Reader Writes: Million dollar F1 car crashes into dumpster refuse

tsunoda f1

So there we are, all set for an exciting qualifying session for the Emilia Romagna Grand Prix, when promising Japanese driver Yuki Tsunoda gets it all wrong on his first flying lap and crashes heavily at the Variante Alta.

Once again, we are reminded that we are putting million-dollar race cars, perhaps the most sophisticated and technologically advanced in competition today, on race tracks with safety systems in large part salvaged from the local refuse yard.

It was clearly obvious from the video, shown from at least four angles, that the double row wall of used automotive tires, banded together and edged by a piece of rubber conveyer belt, did absolutely nothing to prevent major damage to the car.

All this primitive technology did was prevent the car from striking the wall behind the tires. The video clearly showed there was little if any compression of the tires which actually lifted up against the retaining wall before dropping down as soon as Tsunoda’s AlphaTauri bounced away from the tire wall.

The fortunate part of this event was that the conveyor belt-tire wall was there instead of a double row of Armco.

The Romain Grosjean crash in Bahrain proved that the Halo device and other recent FIA safety initiatives work well. Unfortunately, at the same time it proved conclusively that unprotected double row Armco has absolutely no place as a single, unprotected safety barrier that does nothing to prevent penetration by the pointy front end of an open-wheel race car.

And it’s not that this hasn’t been know for decades.
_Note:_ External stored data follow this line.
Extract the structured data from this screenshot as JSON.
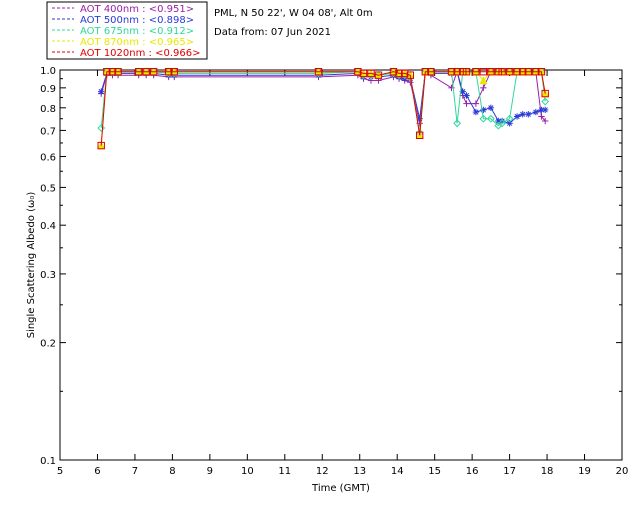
{
  "header": {
    "site_line": "PML, N 50 22', W 04 08', Alt 0m",
    "date_line": "Data from: 07 Jun 2021"
  },
  "legend": [
    {
      "label": "AOT  400nm : <0.951>",
      "color": "#9a1fa8"
    },
    {
      "label": "AOT  500nm : <0.898>",
      "color": "#2a3ad8"
    },
    {
      "label": "AOT  675nm : <0.912>",
      "color": "#2ed89a"
    },
    {
      "label": "AOT  870nm : <0.965>",
      "color": "#e8e800"
    },
    {
      "label": "AOT 1020nm : <0.966>",
      "color": "#e00000"
    }
  ],
  "chart_data": {
    "type": "line",
    "xlabel": "Time (GMT)",
    "ylabel": "Single Scattering Albedo (ω₀)",
    "xlim": [
      5,
      20
    ],
    "ylim": [
      0.1,
      1.0
    ],
    "yscale": "log",
    "xticks": [
      5,
      6,
      7,
      8,
      9,
      10,
      11,
      12,
      13,
      14,
      15,
      16,
      17,
      18,
      19,
      20
    ],
    "yticks": [
      0.1,
      0.2,
      0.3,
      0.4,
      0.5,
      0.6,
      0.7,
      0.8,
      0.9,
      1.0
    ],
    "ytick_labels": [
      "0.1",
      "0.2",
      "0.3",
      "0.4",
      "0.5",
      "0.6",
      "0.7",
      "0.8",
      "0.9",
      "1.0"
    ],
    "series": [
      {
        "name": "AOT  400nm : <0.951>",
        "color": "#9a1fa8",
        "marker": "plus",
        "x": [
          6.1,
          6.25,
          6.4,
          6.55,
          7.1,
          7.3,
          7.5,
          7.9,
          8.05,
          11.9,
          12.95,
          13.1,
          13.3,
          13.5,
          13.9,
          14.05,
          14.2,
          14.35,
          14.6,
          14.75,
          14.9,
          15.45,
          15.6,
          15.75,
          15.85,
          16.1,
          16.3,
          16.5,
          16.7,
          16.8,
          17.0,
          17.2,
          17.35,
          17.5,
          17.7,
          17.85,
          17.95
        ],
        "y": [
          0.87,
          0.97,
          0.97,
          0.97,
          0.97,
          0.97,
          0.97,
          0.96,
          0.96,
          0.96,
          0.97,
          0.95,
          0.94,
          0.94,
          0.96,
          0.95,
          0.94,
          0.93,
          0.73,
          0.99,
          0.97,
          0.9,
          0.99,
          0.86,
          0.82,
          0.82,
          0.9,
          0.99,
          0.99,
          0.99,
          0.99,
          0.99,
          0.99,
          0.99,
          0.99,
          0.76,
          0.74
        ]
      },
      {
        "name": "AOT  500nm : <0.898>",
        "color": "#2a3ad8",
        "marker": "star",
        "x": [
          6.1,
          6.25,
          6.4,
          6.55,
          7.1,
          7.3,
          7.5,
          7.9,
          8.05,
          11.9,
          12.95,
          13.1,
          13.3,
          13.5,
          13.9,
          14.05,
          14.2,
          14.35,
          14.6,
          14.75,
          14.9,
          15.45,
          15.6,
          15.75,
          15.85,
          16.1,
          16.3,
          16.5,
          16.7,
          16.8,
          17.0,
          17.2,
          17.35,
          17.5,
          17.7,
          17.85,
          17.95
        ],
        "y": [
          0.88,
          0.98,
          0.98,
          0.98,
          0.98,
          0.98,
          0.98,
          0.97,
          0.97,
          0.97,
          0.98,
          0.96,
          0.96,
          0.96,
          0.97,
          0.96,
          0.95,
          0.95,
          0.75,
          0.99,
          0.98,
          0.98,
          0.99,
          0.88,
          0.86,
          0.78,
          0.79,
          0.8,
          0.74,
          0.74,
          0.73,
          0.76,
          0.77,
          0.77,
          0.78,
          0.79,
          0.79
        ]
      },
      {
        "name": "AOT  675nm : <0.912>",
        "color": "#2ed89a",
        "marker": "diamond",
        "x": [
          6.1,
          6.25,
          6.4,
          6.55,
          7.1,
          7.3,
          7.5,
          7.9,
          8.05,
          11.9,
          12.95,
          13.1,
          13.3,
          13.5,
          13.9,
          14.05,
          14.2,
          14.35,
          14.6,
          14.75,
          14.9,
          15.45,
          15.6,
          15.75,
          15.85,
          16.1,
          16.3,
          16.5,
          16.7,
          16.8,
          17.0,
          17.2,
          17.35,
          17.5,
          17.7,
          17.85,
          17.95
        ],
        "y": [
          0.71,
          0.99,
          0.99,
          0.99,
          0.99,
          0.99,
          0.99,
          0.98,
          0.98,
          0.98,
          0.99,
          0.97,
          0.97,
          0.97,
          0.98,
          0.97,
          0.97,
          0.96,
          0.69,
          0.99,
          0.99,
          0.99,
          0.73,
          0.99,
          0.99,
          0.99,
          0.75,
          0.75,
          0.72,
          0.73,
          0.75,
          0.99,
          0.99,
          0.99,
          0.99,
          0.99,
          0.83
        ]
      },
      {
        "name": "AOT  870nm : <0.965>",
        "color": "#e8e800",
        "marker": "triangle",
        "x": [
          6.1,
          6.25,
          6.4,
          6.55,
          7.1,
          7.3,
          7.5,
          7.9,
          8.05,
          11.9,
          12.95,
          13.1,
          13.3,
          13.5,
          13.9,
          14.05,
          14.2,
          14.35,
          14.6,
          14.75,
          14.9,
          15.45,
          15.6,
          15.75,
          15.85,
          16.1,
          16.3,
          16.5,
          16.7,
          16.8,
          17.0,
          17.2,
          17.35,
          17.5,
          17.7,
          17.85,
          17.95
        ],
        "y": [
          0.64,
          0.99,
          0.99,
          0.99,
          0.99,
          0.99,
          0.99,
          0.99,
          0.99,
          0.99,
          0.99,
          0.98,
          0.98,
          0.97,
          0.99,
          0.98,
          0.98,
          0.97,
          0.68,
          0.99,
          0.99,
          0.99,
          0.99,
          0.99,
          0.99,
          0.99,
          0.94,
          0.99,
          0.99,
          0.99,
          0.99,
          0.99,
          0.99,
          0.99,
          0.99,
          0.99,
          0.87
        ]
      },
      {
        "name": "AOT 1020nm : <0.966>",
        "color": "#e00000",
        "marker": "square",
        "x": [
          6.1,
          6.25,
          6.4,
          6.55,
          7.1,
          7.3,
          7.5,
          7.9,
          8.05,
          11.9,
          12.95,
          13.1,
          13.3,
          13.5,
          13.9,
          14.05,
          14.2,
          14.35,
          14.6,
          14.75,
          14.9,
          15.45,
          15.6,
          15.75,
          15.85,
          16.1,
          16.3,
          16.5,
          16.7,
          16.8,
          17.0,
          17.2,
          17.35,
          17.5,
          17.7,
          17.85,
          17.95
        ],
        "y": [
          0.64,
          0.99,
          0.99,
          0.99,
          0.99,
          0.99,
          0.99,
          0.99,
          0.99,
          0.99,
          0.99,
          0.98,
          0.98,
          0.97,
          0.99,
          0.98,
          0.98,
          0.97,
          0.68,
          0.99,
          0.99,
          0.99,
          0.99,
          0.99,
          0.99,
          0.99,
          0.99,
          0.99,
          0.99,
          0.99,
          0.99,
          0.99,
          0.99,
          0.99,
          0.99,
          0.99,
          0.87
        ]
      }
    ]
  }
}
Promising Austrian driver Helmuth Koinigg was killed at the Watkins Glen F1 race in 1974 when his Surtees struck the double row of Armco at Turn 7. The bottom row buckled, but the upper row remained intact. Without the benefit of the Halo device, Grosjean would certainly have suffered the same injury which took Koinigg’s life.

It’s not as though some thought has not been put into creating arresting systems designed to absorb energy of a fast-moving vehicle.
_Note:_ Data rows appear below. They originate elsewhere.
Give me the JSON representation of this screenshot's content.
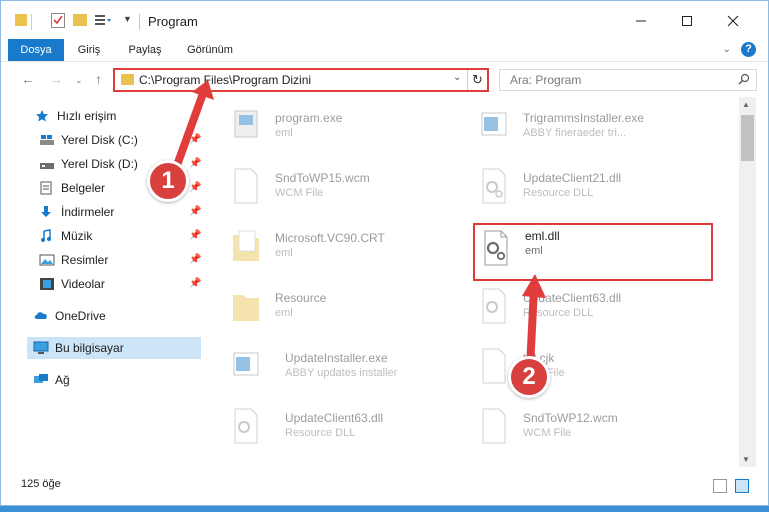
{
  "window": {
    "title": "Program"
  },
  "ribbon": {
    "tabs": [
      "Dosya",
      "Giriş",
      "Paylaş",
      "Görünüm"
    ]
  },
  "address": {
    "path": "C:\\Program Files\\Program Dizini"
  },
  "search": {
    "placeholder": "Ara: Program"
  },
  "sidebar": {
    "items": [
      {
        "label": "Hızlı erişim"
      },
      {
        "label": "Yerel Disk (C:)"
      },
      {
        "label": "Yerel Disk (D:)"
      },
      {
        "label": "Belgeler"
      },
      {
        "label": "İndirmeler"
      },
      {
        "label": "Müzik"
      },
      {
        "label": "Resimler"
      },
      {
        "label": "Videolar"
      },
      {
        "label": "OneDrive"
      },
      {
        "label": "Bu bilgisayar"
      },
      {
        "label": "Ağ"
      }
    ]
  },
  "files": [
    {
      "name": "program.exe",
      "desc": "eml"
    },
    {
      "name": "TrigrammsInstaller.exe",
      "desc": "ABBY fineraeder tri..."
    },
    {
      "name": "SndToWP15.wcm",
      "desc": "WCM File"
    },
    {
      "name": "UpdateClient21.dll",
      "desc": "Resource DLL"
    },
    {
      "name": "Microsoft.VC90.CRT",
      "desc": "eml"
    },
    {
      "name": "eml.dll",
      "desc": "eml"
    },
    {
      "name": "Resource",
      "desc": "eml"
    },
    {
      "name": "UpdateClient63.dll",
      "desc": "Resource DLL"
    },
    {
      "name": "UpdateInstaller.exe",
      "desc": "ABBY updates installer"
    },
    {
      "name": "ttd.cjk",
      "desc": "CJK File"
    },
    {
      "name": "UpdateClient63.dll",
      "desc": "Resource DLL"
    },
    {
      "name": "SndToWP12.wcm",
      "desc": "WCM File"
    }
  ],
  "status": {
    "count": "125 öğe"
  },
  "callouts": {
    "one": "1",
    "two": "2"
  },
  "colors": {
    "accent": "#1979ca",
    "highlight": "#e03c3c"
  }
}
The Steel and Foam Energy Reduction Barrier (SAFER Barrier), sometimes called a “soft wall”, is one solution intended to absorb and reduce kinetic energy during the impact of a high-speed crash.
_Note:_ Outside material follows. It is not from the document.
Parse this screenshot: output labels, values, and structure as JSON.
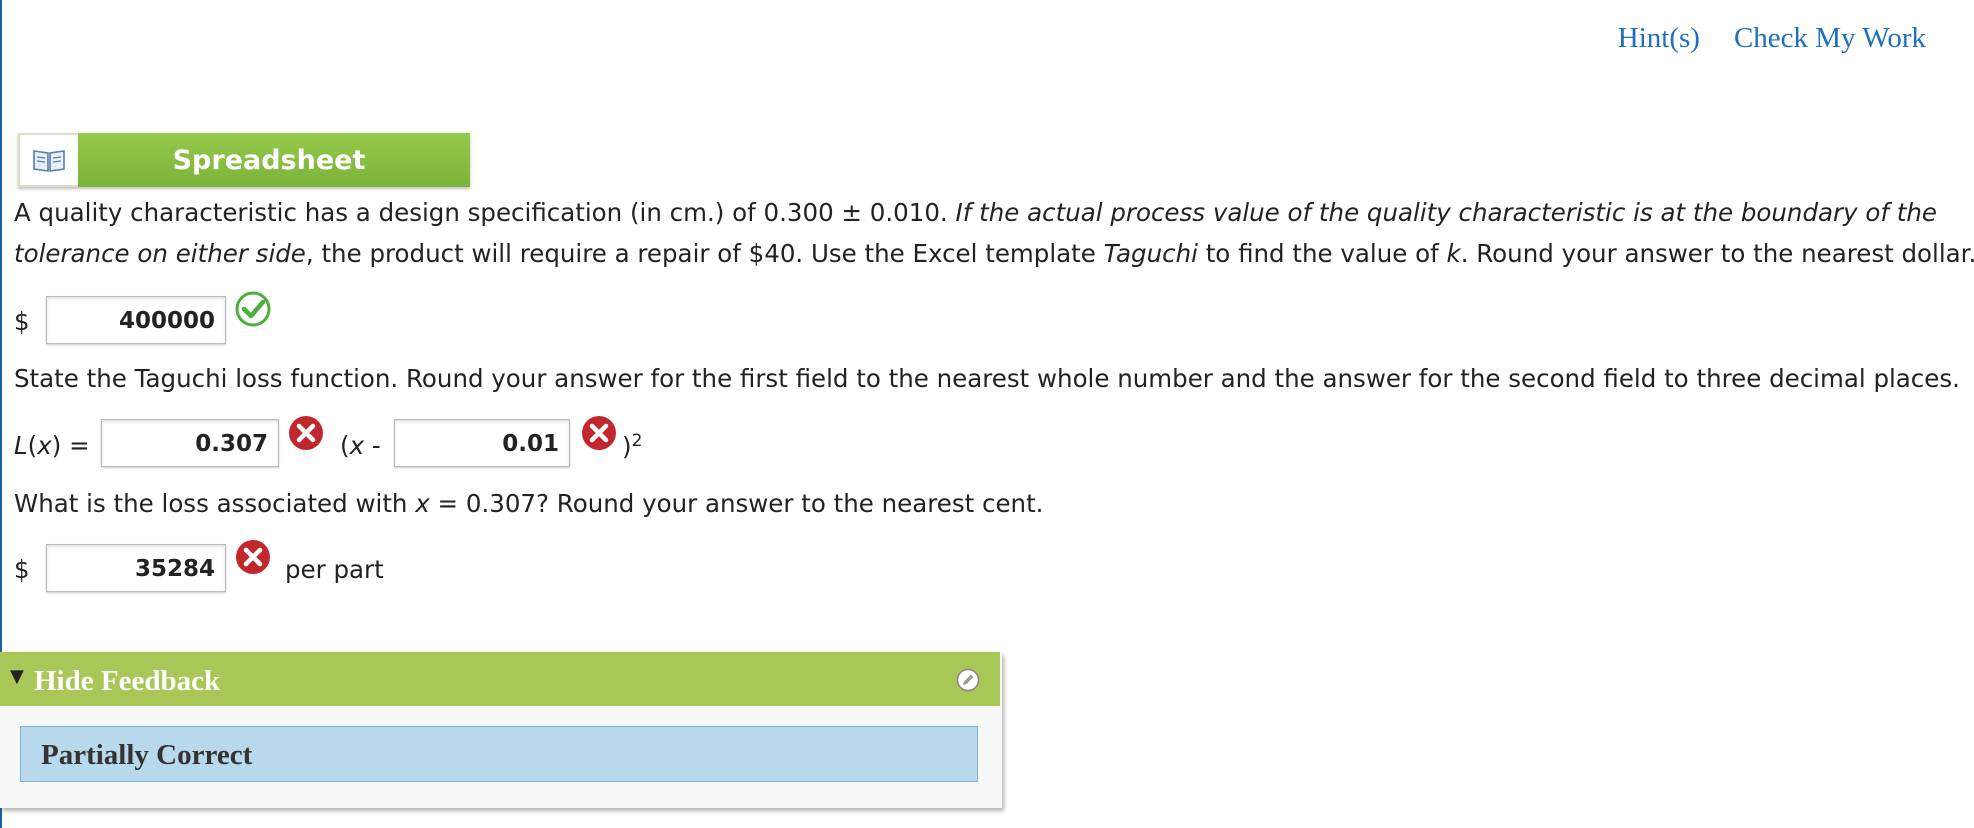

The major importance of the SAFER barrier is that it consists of structural steel tubes welded together in a flush mounting. Behind these tubes are bundles of closed-cell polystyrene foam, placed between the barrier and an existing concrete retaining wall.

The SAFER barrier absorbs a portion of the kinetic energy which is dissipated along a longer portion of the wall. The impact energy to the car and driver are reduced, and the car is typically not propelled back into traffic on the racing surface.

This is far different from existing Armco barriers which are bolted to posts, with open space between the ground and the first row, and more open space between the first and second row of barriers. More often than not this is the one and only barrier with nothing in front of it to try to absorb energy.

The conveyor belt on the tire wall is there mostly to keep the car from knifing through the piles of tires, rendering the tire barrier virtually useless. If Armco is to continue to be used, it must be protected with material to prevent penetration below or between the rows of barriers.

Watch a video of aeroplanes landing on an aircraft carrier and you can see how absolutely effective a progressive speed reduction system can be. Even NHRA drag strips install a gravel pit with a huge safety net at the end of the strip. The gravel trap begins to slow a runaway drag racing car and the net does the final stop with minimal damage to the car and injury to the driver.

Clearly, arrester cable technology is not applicable to race tracks. Safety nets or “catch-fences” were actually tried many years ago but the technology was primitive and ineffective.

One such system was installed at Watkins Glen The solution consisted of three rows of fencing attached to small diameter wooden poles. Each row was separated by a few feet and all rows separated a further distance from the final retaining wall. One such system was installed at the end of the pit straight.

Even the multiple rows of catch-fence and wooden poles were woefully incapable of stopping a car since the small diameter wooden poles broke on impact or the fencing tore away from the poles.

A progressive, kinetic energy absorbing, speed reduction technology should certainly be possible. Each portion of a race track presents its own unique crash barrier solution requirements. Even the dumpster refuse tire walls could be repurposed.

Consider single rows of tires, banded together with conveyer belt on both sides. Each row would be separated by some distance from the next and a further distance from the final retaining wall.

Contact with the first row will begin to slow the car, the second and subsequent rows further reduce the speed before final contact with a retaining wall. The design feature of this progressive speed reduction is that the kinetic energy of the crash is not absorbed by the structure of the race car as was clearly evident in Tsunoda’s qualifying crash. After the crash, the rows which have compressed toward the final retaining wall can be pulled back to their original position by the ever-present tractors, thus “resetting” the speed reducing barrier.

This may work on some portions of the track but not all due to the space available and the physical geography of the track. Other, more sophisticated solutions would need to be developed possibly replacing the dumpster tires with energy-absorbing materials like the closed-cell polystyrene foam used in the SAFER barrier.

The goal must be the absorption of the kinetic energy and speed by the safety barrier before contact with a final retaining wall, thus minimizing damage to the car and potentially life-threatening injury to the driver.

There may be many possible solutions and it would be interesting to get input from outside the existing motorsports industry as to what materials and configurations could be developed to provide more effective safety barrier systems.

By Tom Boland